Abstract: In this talk I will outline the recent developments in the computer algebra system Magma related to arithmetic geometry. I will do so by demonstrating some worked examples and a real-time demonstration. Of special noteworthyness is the fact that the language one uses to instruct Magma to perform certain computations is particularly close to the notation and the concepts that mathematicians are used to.

Thursday, November 13, 2003
SFU Campus, Room K9509 (Shrum Science Building)
3:00-3:50 Patrick Ingram (UBC)
Diophantine approximation and rational points on elliptic curves

Abstract: In a recent paper, Wieczorek claimed that for any integers A and B satisfying 0 < |B| < A the (rational) torsion group of the elliptic curve y2 = x3+Ax+B is either trivial, Z/3Z, or Z/9Z. The talk will present our joint work with Michael Bennett, constructing (probably) infinitely many counterexamples, and the nearest possible true statement, namely that for any ε > 0 there are only finitely many integers 0 < |B|1+&epsilon < A such that the torsion group of the above curve is not the trivial group or Z/3Z. The talk should be accessible to anyone who knows what a group is.

3:50-4:10 tea break
4:10-5:00 Keshav Mukunda (SFU)
Pisot numbers that are roots of Littlewood polynomials

Thursday, November 27, 2003
UBC Campus, MATX 1102 (Math Annex)
3:00-3:50 Ron Ferguson (MITACS/SFU/UBC)
Zeros of finite Dirichlet sums

Abstract: The zeros of a finite Dirichlet sum of the form $$ 1+1/n_1^s+1/n_2^s+\ldots+1/n_k^s, $$ where $n_1 < n_2 < \ldots < n_k$ are integers, has approximately $$ T \ln(n_k)/2\pi $$ zeros in the strip $0 < Im(s) < T$. Thus, the zeros occur somewhat regularly as we move up the imaginary axis, but still their actual positions are not regular.
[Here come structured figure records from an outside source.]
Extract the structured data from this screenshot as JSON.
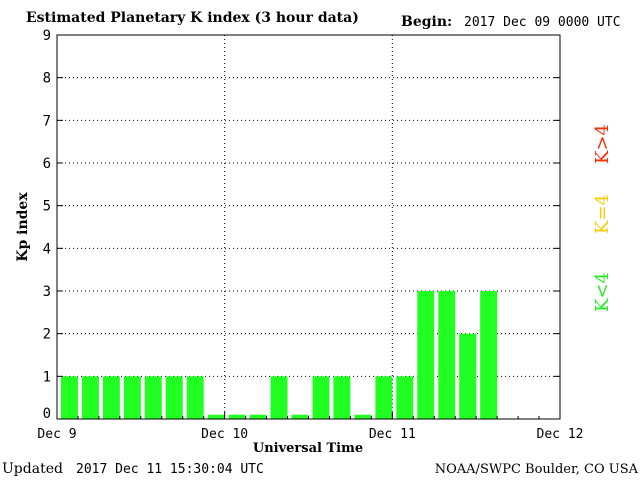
{
  "chart_data": {
    "type": "bar",
    "title": "Estimated Planetary K index (3 hour data)",
    "begin_label": "Begin:",
    "begin_value": "2017 Dec 09 0000 UTC",
    "xlabel": "Universal Time",
    "ylabel": "Kp index",
    "ylim": [
      0,
      9
    ],
    "yticks": [
      "0",
      "1",
      "2",
      "3",
      "4",
      "5",
      "6",
      "7",
      "8",
      "9"
    ],
    "xticks": [
      "Dec 9",
      "Dec 10",
      "Dec 11",
      "Dec 12"
    ],
    "bins_per_day": 8,
    "values": [
      1,
      1,
      1,
      1,
      1,
      1,
      1,
      0.1,
      0.1,
      0.1,
      1,
      0.1,
      1,
      1,
      0.1,
      1,
      1,
      3,
      3,
      2,
      3
    ],
    "bar_color": "#22ff22",
    "grid": true,
    "legend": [
      {
        "label": "K<4",
        "color": "#22ee22"
      },
      {
        "label": "K=4",
        "color": "#ffcc00"
      },
      {
        "label": "K>4",
        "color": "#ff2a00"
      }
    ]
  },
  "footer": {
    "updated_label": "Updated",
    "updated_value": "2017 Dec 11 15:30:04 UTC",
    "source": "NOAA/SWPC Boulder, CO USA"
  }
}
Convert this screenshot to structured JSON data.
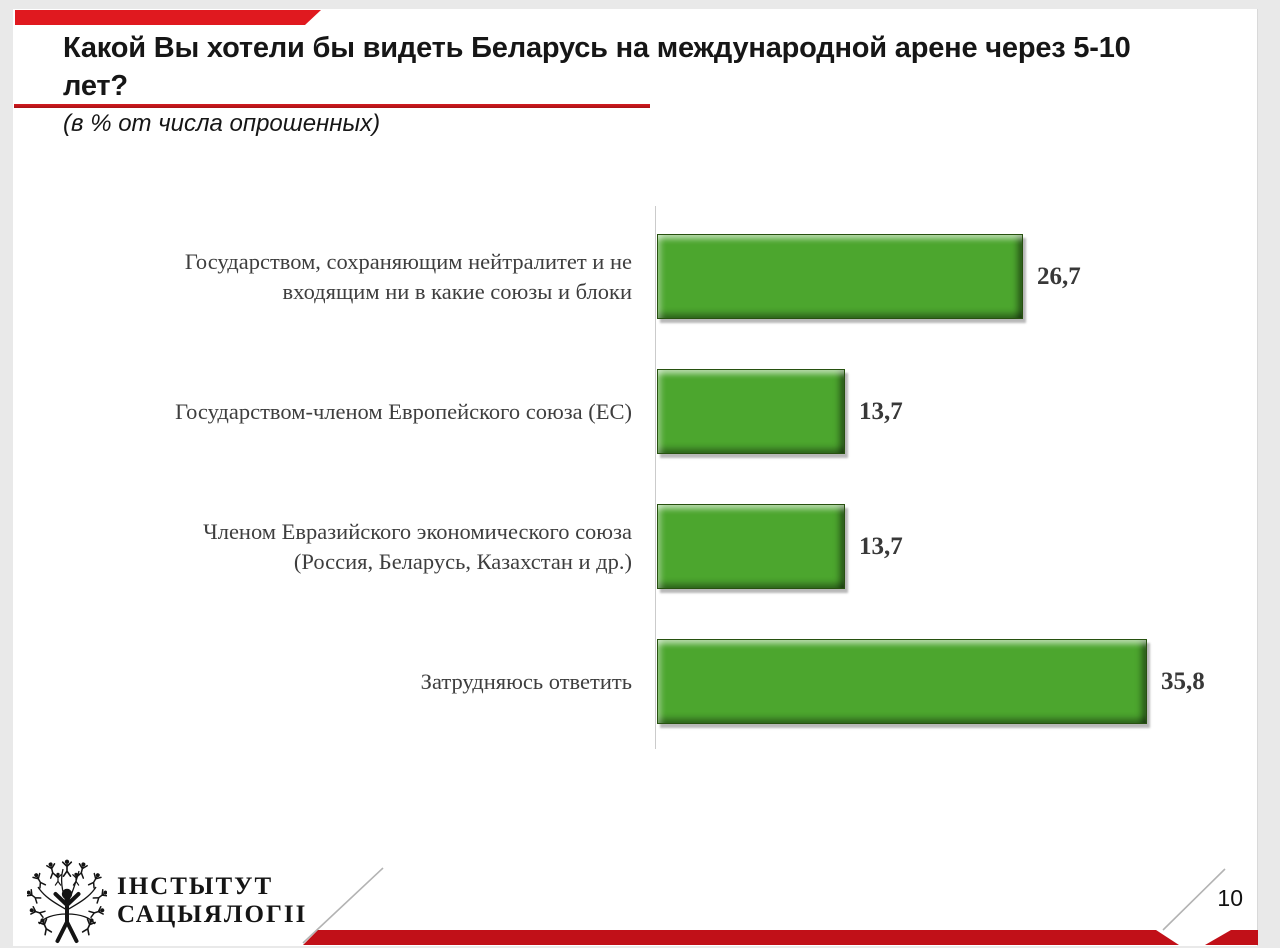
{
  "slide": {
    "title": "Какой Вы хотели бы видеть Беларусь на международной арене через 5-10\nлет?",
    "subtitle": "(в % от числа опрошенных)",
    "page_number": "10"
  },
  "chart_data": {
    "type": "bar",
    "orientation": "horizontal",
    "title": "Какой Вы хотели бы видеть Беларусь на международной арене через 5-10 лет?",
    "subtitle": "(в % от числа опрошенных)",
    "categories": [
      "Государством, сохраняющим нейтралитет и не входящим ни в какие союзы и блоки",
      "Государством-членом Европейского союза (ЕС)",
      "Членом Евразийского экономического союза (Россия, Беларусь, Казахстан и др.)",
      "Затрудняюсь ответить"
    ],
    "category_display": [
      "Государством, сохраняющим нейтралитет и не\nвходящим ни в какие союзы и блоки",
      "Государством-членом Европейского союза (ЕС)",
      "Членом Евразийского экономического союза\n(Россия, Беларусь, Казахстан и др.)",
      "Затрудняюсь ответить"
    ],
    "values": [
      26.7,
      13.7,
      13.7,
      35.8
    ],
    "value_labels": [
      "26,7",
      "13,7",
      "13,7",
      "35,8"
    ],
    "xlim": [
      0,
      40
    ],
    "gridlines": false,
    "legend": false,
    "bar_color": "#4CA62E"
  },
  "footer": {
    "logo_text": "ІНСТЫТУТ\nСАЦЫЯЛОГІІ",
    "logo_icon": "tree-of-people-icon"
  },
  "colors": {
    "banner_red": "#E0191F",
    "underline_red": "#C9191E",
    "band_red": "#C11018",
    "bar_green": "#4CA62E",
    "axis_gray": "#CBCBCB",
    "text_dark": "#161616",
    "label_gray": "#3E3E3E"
  }
}
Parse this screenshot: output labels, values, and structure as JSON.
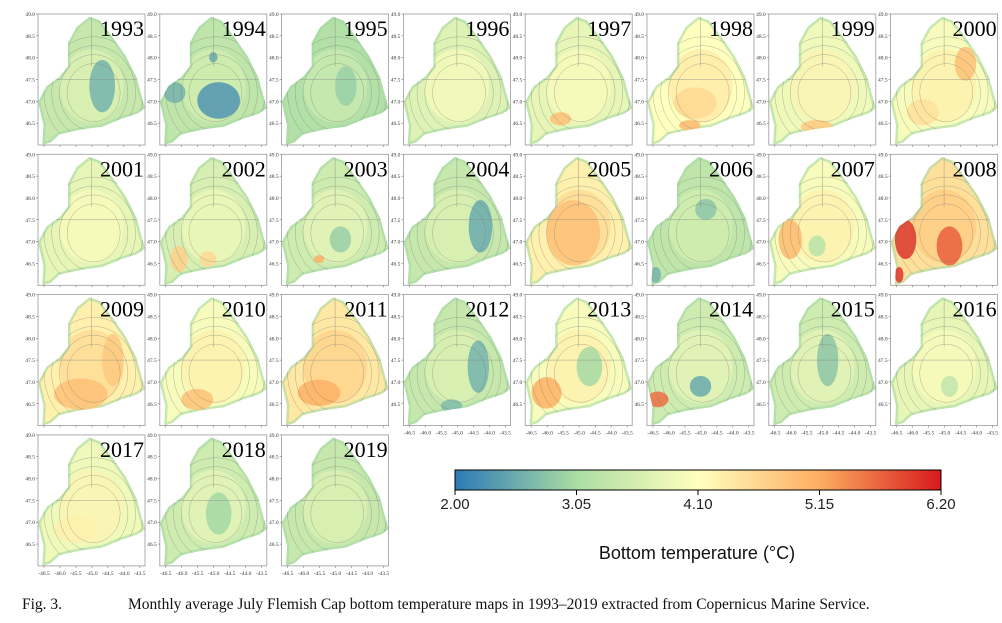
{
  "chart_data": {
    "type": "heatmap",
    "layout": "small-multiples 8 columns x 4 rows",
    "panels": [
      "1993",
      "1994",
      "1995",
      "1996",
      "1997",
      "1998",
      "1999",
      "2000",
      "2001",
      "2002",
      "2003",
      "2004",
      "2005",
      "2006",
      "2007",
      "2008",
      "2009",
      "2010",
      "2011",
      "2012",
      "2013",
      "2014",
      "2015",
      "2016",
      "2017",
      "2018",
      "2019"
    ],
    "y_ticks": [
      "49.0",
      "48.5",
      "48.0",
      "47.5",
      "47.0",
      "46.5"
    ],
    "x_ticks": [
      "-46.5",
      "-46.0",
      "-45.5",
      "-45.0",
      "-44.5",
      "-44.0",
      "-43.5"
    ],
    "ylim": [
      46.0,
      49.0
    ],
    "xlim": [
      -46.8,
      -43.4
    ],
    "colorbar": {
      "ticks": [
        "2.00",
        "3.05",
        "4.10",
        "5.15",
        "6.20"
      ],
      "range": [
        2.0,
        6.2
      ],
      "colormap": [
        "#2c7bb6",
        "#abdda4",
        "#ffffbf",
        "#fdae61",
        "#d7191c"
      ],
      "label": "Bottom temperature (°C)"
    }
  },
  "caption": {
    "number": "Fig. 3.",
    "text": "Monthly average July Flemish Cap bottom temperature maps in 1993–2019 extracted from Copernicus Marine Service."
  }
}
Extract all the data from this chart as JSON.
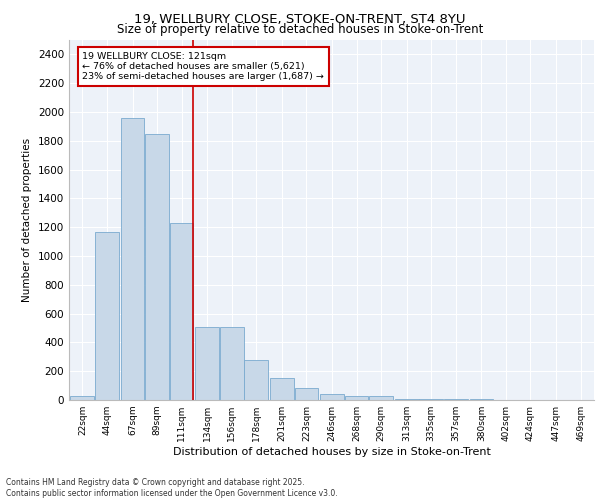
{
  "title_line1": "19, WELLBURY CLOSE, STOKE-ON-TRENT, ST4 8YU",
  "title_line2": "Size of property relative to detached houses in Stoke-on-Trent",
  "xlabel": "Distribution of detached houses by size in Stoke-on-Trent",
  "ylabel": "Number of detached properties",
  "annotation_title": "19 WELLBURY CLOSE: 121sqm",
  "annotation_line2": "← 76% of detached houses are smaller (5,621)",
  "annotation_line3": "23% of semi-detached houses are larger (1,687) →",
  "footer_line1": "Contains HM Land Registry data © Crown copyright and database right 2025.",
  "footer_line2": "Contains public sector information licensed under the Open Government Licence v3.0.",
  "bar_color": "#c8d8e8",
  "bar_edge_color": "#7aaacf",
  "highlight_x": 121,
  "vline_color": "#cc0000",
  "annotation_box_color": "#cc0000",
  "background_color": "#edf2f9",
  "grid_color": "#ffffff",
  "categories": [
    "22sqm",
    "44sqm",
    "67sqm",
    "89sqm",
    "111sqm",
    "134sqm",
    "156sqm",
    "178sqm",
    "201sqm",
    "223sqm",
    "246sqm",
    "268sqm",
    "290sqm",
    "313sqm",
    "335sqm",
    "357sqm",
    "380sqm",
    "402sqm",
    "424sqm",
    "447sqm",
    "469sqm"
  ],
  "bin_centers": [
    22,
    44,
    67,
    89,
    111,
    134,
    156,
    178,
    201,
    223,
    246,
    268,
    290,
    313,
    335,
    357,
    380,
    402,
    424,
    447,
    469
  ],
  "bin_width": 22,
  "values": [
    25,
    1165,
    1960,
    1850,
    1230,
    510,
    510,
    275,
    155,
    85,
    40,
    30,
    25,
    10,
    5,
    5,
    5,
    3,
    2,
    2,
    2
  ],
  "ylim": [
    0,
    2500
  ],
  "yticks": [
    0,
    200,
    400,
    600,
    800,
    1000,
    1200,
    1400,
    1600,
    1800,
    2000,
    2200,
    2400
  ],
  "xlim_left": 10,
  "xlim_right": 481
}
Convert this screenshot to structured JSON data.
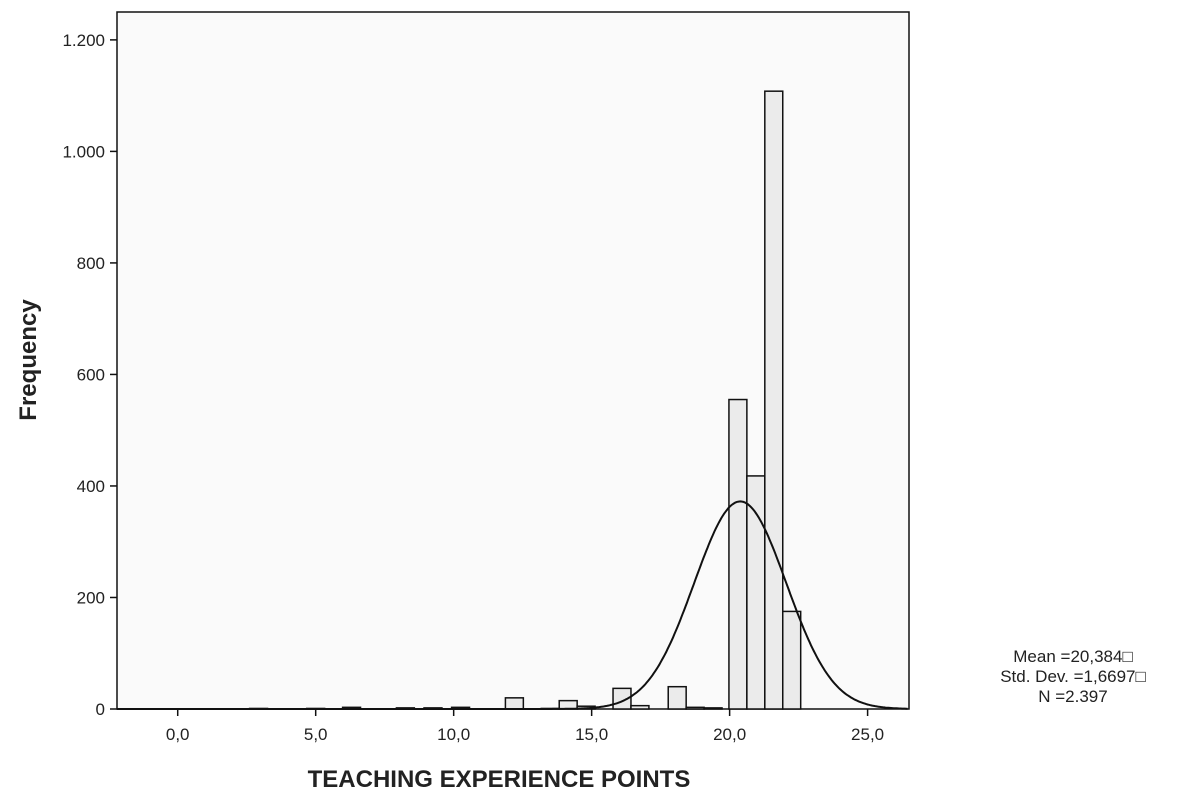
{
  "chart_data": {
    "type": "bar",
    "xlabel": "TEACHING  EXPERIENCE POINTS",
    "ylabel": "Frequency",
    "xlim": [
      -2.2,
      26.5
    ],
    "ylim": [
      0,
      1250
    ],
    "x_ticks": [
      0,
      5,
      10,
      15,
      20,
      25
    ],
    "x_tick_labels": [
      "0,0",
      "5,0",
      "10,0",
      "15,0",
      "20,0",
      "25,0"
    ],
    "y_ticks": [
      0,
      200,
      400,
      600,
      800,
      1000,
      1200
    ],
    "y_tick_labels": [
      "0",
      "200",
      "400",
      "600",
      "800",
      "1.000",
      "1.200"
    ],
    "bin_width": 0.65,
    "bins": [
      {
        "x": 2.93,
        "value": 1
      },
      {
        "x": 5.0,
        "value": 1
      },
      {
        "x": 6.3,
        "value": 3
      },
      {
        "x": 8.25,
        "value": 2
      },
      {
        "x": 9.25,
        "value": 2
      },
      {
        "x": 10.25,
        "value": 3
      },
      {
        "x": 12.2,
        "value": 20
      },
      {
        "x": 13.5,
        "value": 1
      },
      {
        "x": 14.15,
        "value": 15
      },
      {
        "x": 14.8,
        "value": 5
      },
      {
        "x": 16.1,
        "value": 37
      },
      {
        "x": 16.75,
        "value": 6
      },
      {
        "x": 18.1,
        "value": 40
      },
      {
        "x": 18.75,
        "value": 3
      },
      {
        "x": 19.4,
        "value": 2
      },
      {
        "x": 20.3,
        "value": 555
      },
      {
        "x": 20.95,
        "value": 418
      },
      {
        "x": 21.6,
        "value": 1108
      },
      {
        "x": 22.25,
        "value": 175
      }
    ],
    "normal_curve": {
      "mean": 20.384,
      "sd": 1.6697,
      "n": 2397
    },
    "stats": {
      "mean": "Mean =20,384□",
      "sd": "Std. Dev. =1,6697□",
      "n": "N =2.397"
    },
    "colors": {
      "bar_fill": "#ebebeb",
      "bar_stroke": "#111111",
      "plot_bg": "#fafafa",
      "curve": "#111111"
    },
    "grid": false
  }
}
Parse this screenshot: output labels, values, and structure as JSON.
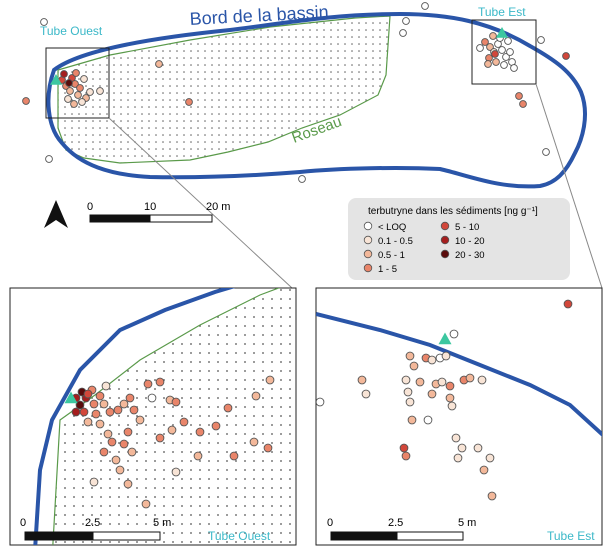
{
  "labels": {
    "basin_edge": "Bord de la bassin",
    "reed": "Roseau",
    "tube_west": "Tube Ouest",
    "tube_east": "Tube Est"
  },
  "scalebars": {
    "main": {
      "ticks": [
        "0",
        "10",
        "20 m"
      ]
    },
    "west_inset": {
      "ticks": [
        "0",
        "2.5",
        "5 m"
      ]
    },
    "east_inset": {
      "ticks": [
        "0",
        "2.5",
        "5 m"
      ]
    }
  },
  "legend": {
    "title": "terbutryne dans les sédiments [ng g⁻¹]",
    "classes": [
      {
        "label": "< LOQ",
        "color": "#ffffff"
      },
      {
        "label": "0.1 - 0.5",
        "color": "#f8e4d6"
      },
      {
        "label": "0.5 - 1",
        "color": "#f3b89a"
      },
      {
        "label": "1 - 5",
        "color": "#e9856a"
      },
      {
        "label": "5 - 10",
        "color": "#d2473a"
      },
      {
        "label": "10 - 20",
        "color": "#a51e1e"
      },
      {
        "label": "20 - 30",
        "color": "#5a0b0b"
      }
    ]
  },
  "colors": {
    "basin_outline": "#2a55a8",
    "reed_outline": "#5a9a4a",
    "tube_marker": "#3cc7a0",
    "tube_label": "#3bb8c8"
  },
  "icons": {
    "north_arrow": "north-arrow-icon",
    "tube_marker": "triangle-icon"
  }
}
Reducing modulo imaginary periods involving the primes dividing the $n_j's$, brings a dramatic regularity. For example, if there are only two primes, $p$ and $q$, involved, by reducing the zeros modulo a period of the form $$ 2\pi i/(e_p \ln(p)+e_q \ln(q)) $$ with integral $e_p, e_q$, the zeros are found to lie on a curve. In general, we find that these zeros reduced into an appropriate period are dense in the image of a smooth curve. This enables us to use calculus to find bounding curves for these reduced zeros, and, in some cases, precise asymptotics for the extreme real values of zeros of the truncated zeta function.

3:50-4:10 tea break
4:10-5:00 Imin Chen (SFU)
Diophantine equations and elliptic curves

Abstract: I will describe some of the mechanisms behind the construction of elliptic curves used to resolve various diophantine equations. The talk will largely be expository.